Sandiaga Uno Bicara Soal Kriminalisasi Wartawan Buton Tengah

Muhammad Israjab

Reporter

Selasa, 11 Februari 2020  /  1:35 pm

Sandiaga Salahudin Uno, turut mengkritik aparat yang mengkriminalisasi wartawan. Foto: Muhammad Israjab/Telisik

KENDARI, TELISIK.ID - Kriminalisasi wartawan yang baru-baru ini terjadi di Kabupaten Buton Tengah Provinsi Sulawesi Tenggara, dimana Mohammad Sadli Saleh (33), dijebloskan ke penjara setelah tulisannya dianggap mengkritik.

Tulisannya dimuat di media Liputanpersada.com, yang menyoroti pembangunan jalan di wilayah itu. berjudul 'Abracadabra : Simpang Lima Labungkari Disulap Menjadi Simpang Empat'.

Buntut dari berita tersebut, Sadli dilaporkan oleh Kepala Bagian Hukum Pemkab Buton Tengah, Akhmad Sabir dan Kadis Kominfo Buteng, La Ota, atas instruksi dari Bupati Samahudin.

Setelah proses yang terjadi, kepolisian kemudian menahan Sadli. Pada 20 Januari 2020, kasus Sadli mulai disidangkan di Pengadilan Negeri Pasarwajo. 

Berdasarkan dakwaan Jaksa Penuntut Umum Kejakasaan Negeri Buton, Sadli didakwa melanggar pasal 45 A ayat 2 Jo pasal 28 ayat 2, pasal 45 ayat 3 jo pasal 27 ayat 3 UU nomor 19 tahun 2016 tentang perubahan atas UU nomor 11 tahun 2008 tentang Informasi dan Transaksi Elektronik (ITE).
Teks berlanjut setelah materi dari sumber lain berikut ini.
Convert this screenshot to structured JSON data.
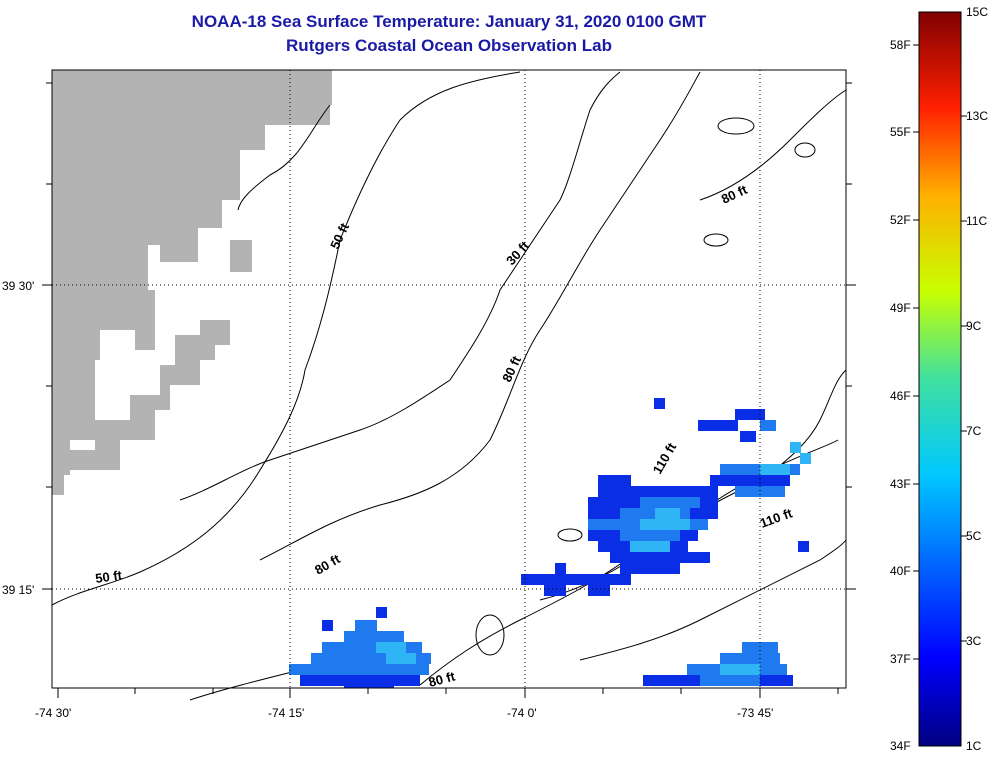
{
  "title": "NOAA-18 Sea Surface Temperature:  January 31, 2020 0100 GMT",
  "subtitle": "Rutgers Coastal Ocean Observation Lab",
  "lon_labels": [
    "-74 30'",
    "-74 15'",
    "-74 0'",
    "-73 45'"
  ],
  "lat_labels": [
    "39 30'",
    "39 15'"
  ],
  "contour_labels": [
    "50 ft",
    "30 ft",
    "80 ft",
    "80 ft",
    "80 ft",
    "110 ft",
    "110 ft",
    "50 ft",
    "80 ft",
    "80 ft"
  ],
  "colorbar": {
    "fahrenheit": [
      "58F",
      "55F",
      "52F",
      "49F",
      "46F",
      "43F",
      "40F",
      "37F",
      "34F"
    ],
    "celsius": [
      "15C",
      "13C",
      "11C",
      "9C",
      "7C",
      "5C",
      "3C",
      "1C"
    ]
  },
  "colors": {
    "land": "#b3b3b3",
    "title": "#1a1aa6",
    "cold": "#0a2ee6",
    "cool": "#1f7af0",
    "mild": "#2fb4f5"
  }
}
Terjadinya hal ini membuat reaksi beragam dari para tokoh di negeri ini. Sebut saja politikus sekaligus Mantan Wakil Gubernur DKI Jakarta Sandiaga Salahudin Uno yang biasa di panggil Bang Sandi.

Saat ditemui di salah satu hotel di Kendari saat membuka acara Partai Gerindra, Senin (10/2/2020), Sandi mengatakan, insan pers adalah mitra dalam pembangunan khususnya daerah.

"Merupakan salah satu pilar demokrasi kita, yang mana pers hadir untuk memberitakan secara akurat dengan narasi yang positif. Menghadirkan optimisme, sebagai mitra maka kita harus melindungi," ucapnya.

Baca Juga : 

Sandiaga menjelaskan, tidak boleh melakukan persekusi atau melakukan kekerasan kepada para pewarta tersebut. 

"Kita harapkan aparat hukum melindungi (insan pers). Itu yang masyarakat inginkan, mendapatkan berita-berita yang akurat dan bisa  menjadi kontrol sosial bagi pembangunan bangsa," ujarnya.

Sandi juga berharap agar kasus-kasus seperti ini tidak berulang. Bahwa jika sudah menjabat apalagi sudah memimpin di level pimpinan daerah, mestinya harus mampu menerima masukan atau kritik.

"Kita mesti bisa menerima kritik positif, negatif juga kritik konstruktif. Kadang-kadang kita harus tersinggung, tapi ini adalah bagian posisi kita sebagai pimpinan serta bagian dari masyarakat," kata Sandiaga Uno.

Imbas dari kritikan Sadli ini, ikut merembet kepada keluarganya. Istri Sadli, Siti Marfuah (34), mulai dipermasalahkan di DPRD.

Marfuah mengaku, setelah tulisan yang dipersoalkan itu terbit, ia pernah dipanggil oleh Sekretaris DPRD Buton Tengah. Ia diminta mengingatkan suaminya untuk berhenti memberitakan masalah Simpang Lima Labungkari.

Pada September 2019, Marfuah dicoret sebagai penerima honor di Sekretariat DPRD Buton Tengah. Honor Rp680 ribu berdasarkan SK Bupati Buton Tengah akhirnya distop. Pengabdiannya sebagai tenaga honorer sejak 2015 berakhir.